O sujeito não é aquilo que, quase sempre, supomos ser. Não
nos envolvemos na vida social acabados, com uma identidade concluída, unificada
e coerente. O nosso papel relacional não se define apenas na troca de ideias
com os outros. O sujeito é sempre dividido, atravessado pela falta. Identidades
genuínas ou seguras não existem: estão sempre em construção, nutridas de
contradições intrínsecas.
O sujeito apresenta-se, sempre, dentro da linguagem, da
cultura e da tradição, nunca fora delas. A palavra, a posição e a
representação estabilizam-no e fixam-no na rede do social. O significante
representa aí um sujeito para outro significante. O sujeito mostra-se,
portanto, como consequência do que as coisas significam. Do mesmo modo, os
protagonistas coletivos existem porque se organizam em torno de símbolos,
discursos e opiniões.
Ao entrar na ordem simbólica, o sujeito reconhece que não
pode ser tudo nem ter tudo. Daí a procura necessária de reservas múltiplas e
imaginárias. A psicanálise ensina que é justamente da perda que nasce a
exuberância da estrutura do desejo. Perante a falta, a identidade desponta e
atreve-se a conviver com ela. Os atores coletivos encontram aqui o seu papel:
sustentam-se em fantasias e sublimidades que, embora exíguas, mantêm o
movimento.
A palavra acolhe as diferenças, não por essências, mas porque reconhece o ciclo contínuo e interminável da agitação das identificações. O significante, afinal, nunca encerra um significado definitivo. Daí o engano do sujeito quando pensa poder encontrar e assumir uma identidade certa, íntegra e perfeita. Politicamente, perante esse horizonte impossível, resta o valor da possível coerência que se constrói na ousadia de estruturar.
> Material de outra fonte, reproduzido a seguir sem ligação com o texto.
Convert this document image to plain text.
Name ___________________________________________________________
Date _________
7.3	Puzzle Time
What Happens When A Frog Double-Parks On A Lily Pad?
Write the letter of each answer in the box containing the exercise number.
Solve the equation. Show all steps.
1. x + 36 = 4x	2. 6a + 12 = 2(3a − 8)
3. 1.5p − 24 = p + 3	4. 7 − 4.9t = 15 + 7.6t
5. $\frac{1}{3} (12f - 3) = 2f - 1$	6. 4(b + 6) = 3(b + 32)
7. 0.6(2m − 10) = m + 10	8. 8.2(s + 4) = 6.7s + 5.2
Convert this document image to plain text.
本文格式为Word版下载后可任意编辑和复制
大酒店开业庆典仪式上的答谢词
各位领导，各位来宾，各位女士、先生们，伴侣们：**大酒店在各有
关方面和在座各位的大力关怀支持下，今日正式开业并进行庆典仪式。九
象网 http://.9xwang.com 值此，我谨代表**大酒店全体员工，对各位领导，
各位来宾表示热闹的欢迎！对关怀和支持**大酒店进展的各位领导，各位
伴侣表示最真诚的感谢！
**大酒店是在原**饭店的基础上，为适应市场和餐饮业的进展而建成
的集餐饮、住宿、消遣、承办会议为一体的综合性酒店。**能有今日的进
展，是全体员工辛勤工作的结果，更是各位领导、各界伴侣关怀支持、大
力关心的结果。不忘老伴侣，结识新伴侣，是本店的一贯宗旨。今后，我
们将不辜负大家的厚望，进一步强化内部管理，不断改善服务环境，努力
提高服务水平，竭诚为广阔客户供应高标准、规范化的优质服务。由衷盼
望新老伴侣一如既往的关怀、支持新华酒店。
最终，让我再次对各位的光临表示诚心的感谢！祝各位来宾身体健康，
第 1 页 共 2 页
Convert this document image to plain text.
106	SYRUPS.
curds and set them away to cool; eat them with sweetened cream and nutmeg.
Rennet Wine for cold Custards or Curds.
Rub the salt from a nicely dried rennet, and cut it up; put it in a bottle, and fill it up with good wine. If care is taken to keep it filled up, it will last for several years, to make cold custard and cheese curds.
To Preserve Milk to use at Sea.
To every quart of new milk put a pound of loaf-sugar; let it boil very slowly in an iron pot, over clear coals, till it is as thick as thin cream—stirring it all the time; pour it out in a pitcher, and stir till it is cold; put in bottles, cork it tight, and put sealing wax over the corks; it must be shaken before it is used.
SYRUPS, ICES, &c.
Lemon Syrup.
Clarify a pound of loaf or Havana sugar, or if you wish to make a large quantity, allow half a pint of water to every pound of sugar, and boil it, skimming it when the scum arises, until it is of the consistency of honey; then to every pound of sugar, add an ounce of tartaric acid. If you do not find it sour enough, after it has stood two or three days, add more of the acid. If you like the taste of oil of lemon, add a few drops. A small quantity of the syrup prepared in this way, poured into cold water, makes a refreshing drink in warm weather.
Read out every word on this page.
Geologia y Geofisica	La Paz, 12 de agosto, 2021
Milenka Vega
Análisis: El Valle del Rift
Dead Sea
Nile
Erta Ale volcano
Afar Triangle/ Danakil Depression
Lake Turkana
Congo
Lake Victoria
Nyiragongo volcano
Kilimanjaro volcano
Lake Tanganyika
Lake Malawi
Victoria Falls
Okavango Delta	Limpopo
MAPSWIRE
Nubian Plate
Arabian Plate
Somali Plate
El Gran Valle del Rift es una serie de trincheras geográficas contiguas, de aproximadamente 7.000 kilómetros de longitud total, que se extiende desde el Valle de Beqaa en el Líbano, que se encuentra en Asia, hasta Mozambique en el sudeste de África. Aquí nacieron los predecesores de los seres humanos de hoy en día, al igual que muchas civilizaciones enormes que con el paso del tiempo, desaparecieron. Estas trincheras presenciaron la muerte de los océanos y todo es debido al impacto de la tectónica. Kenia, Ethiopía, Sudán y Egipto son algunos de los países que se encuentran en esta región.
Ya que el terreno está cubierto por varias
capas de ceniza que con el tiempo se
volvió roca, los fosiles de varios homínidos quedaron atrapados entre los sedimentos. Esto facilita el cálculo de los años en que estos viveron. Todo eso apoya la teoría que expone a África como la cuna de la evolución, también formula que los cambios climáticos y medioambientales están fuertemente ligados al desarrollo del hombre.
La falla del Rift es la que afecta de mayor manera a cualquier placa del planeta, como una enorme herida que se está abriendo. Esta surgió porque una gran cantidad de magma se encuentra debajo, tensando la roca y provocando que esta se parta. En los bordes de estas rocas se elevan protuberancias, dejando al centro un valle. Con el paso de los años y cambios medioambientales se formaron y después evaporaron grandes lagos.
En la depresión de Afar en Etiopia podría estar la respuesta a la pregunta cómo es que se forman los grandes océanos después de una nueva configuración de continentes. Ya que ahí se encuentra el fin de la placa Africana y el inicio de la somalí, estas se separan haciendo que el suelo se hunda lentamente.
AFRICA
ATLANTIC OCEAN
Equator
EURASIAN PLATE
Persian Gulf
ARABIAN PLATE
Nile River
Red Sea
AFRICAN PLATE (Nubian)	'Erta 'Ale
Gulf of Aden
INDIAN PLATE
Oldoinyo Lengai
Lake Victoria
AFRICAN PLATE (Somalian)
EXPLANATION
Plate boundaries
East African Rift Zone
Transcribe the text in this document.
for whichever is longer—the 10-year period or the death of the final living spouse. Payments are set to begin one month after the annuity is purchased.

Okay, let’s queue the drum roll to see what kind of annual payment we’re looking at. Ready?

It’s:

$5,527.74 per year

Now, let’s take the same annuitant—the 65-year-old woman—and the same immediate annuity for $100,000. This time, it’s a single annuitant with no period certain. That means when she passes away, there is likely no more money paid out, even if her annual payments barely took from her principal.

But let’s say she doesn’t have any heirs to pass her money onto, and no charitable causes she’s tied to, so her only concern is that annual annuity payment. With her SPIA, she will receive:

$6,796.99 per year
A identidade surge, assim, como resultado de sedimentos
históricos de identificações transitórias. Vivemos, provavelmente, com base em
identidades sucessivas - por vezes assumidas como absolutas, quando não passam
de processos em curso. Os movimentos sociais acumulam histórias de lutas,
símbolos e derrotas que conformam quem são, mas sem jamais encerrar horizontes.
As identificações, embora firmes, são sempre tendenciosas.
Imperfeitas, revelam-se como colagens temporárias, ancoradas em discursos e
símbolos preponderantes. Daí emergem movimentos que se unificam em torno de
palavras de ordem, causas ou líderes, mas sempre instáveis e facciosos.
O ator coletivo é, assim, expressão de uma narrativa de
identificações, abandonos e reorganizações. Surge com um punhado de
significantes (temas, críticas, palavras) que procuram articular diferentes
demandas, servindo de pontos de ligação a múltiplas solicitações. A sua
eficácia depende menos da pureza ou da nobreza de princípios do que da
capacidade de se articular de forma coerente e de exercer influência nas
condições históricas concretas. Embora tendenciosas, estas formações deixam
aberta a possibilidade de serem questionadas.
Em síntese, sujeito e ator coletivo são resultados de identificações frágeis, nunca encerradas. A linguagem e o imaginário alimentam, embora também limitem, essas formações. Os atores coletivos têm potência política, mas a sua coerência nunca é garantida: depende de escolhas feitas em circunstâncias incertas e transitórias. O campo a que a psicanálise se dedica mostra, afinal, que não há articulações históricas e simbólicas definitivas: apenas construções provisórias que produzem sujeitos e coletivos em condições de agir politicamente. Neste tempo de identificações desagregadas, múltiplas e frágeis, surgem movimentos vivos, embora traiçoeiros, que buscam apenas o poder possível, capaz de adiar, mais do que esclarecer, a totalidade do dilema.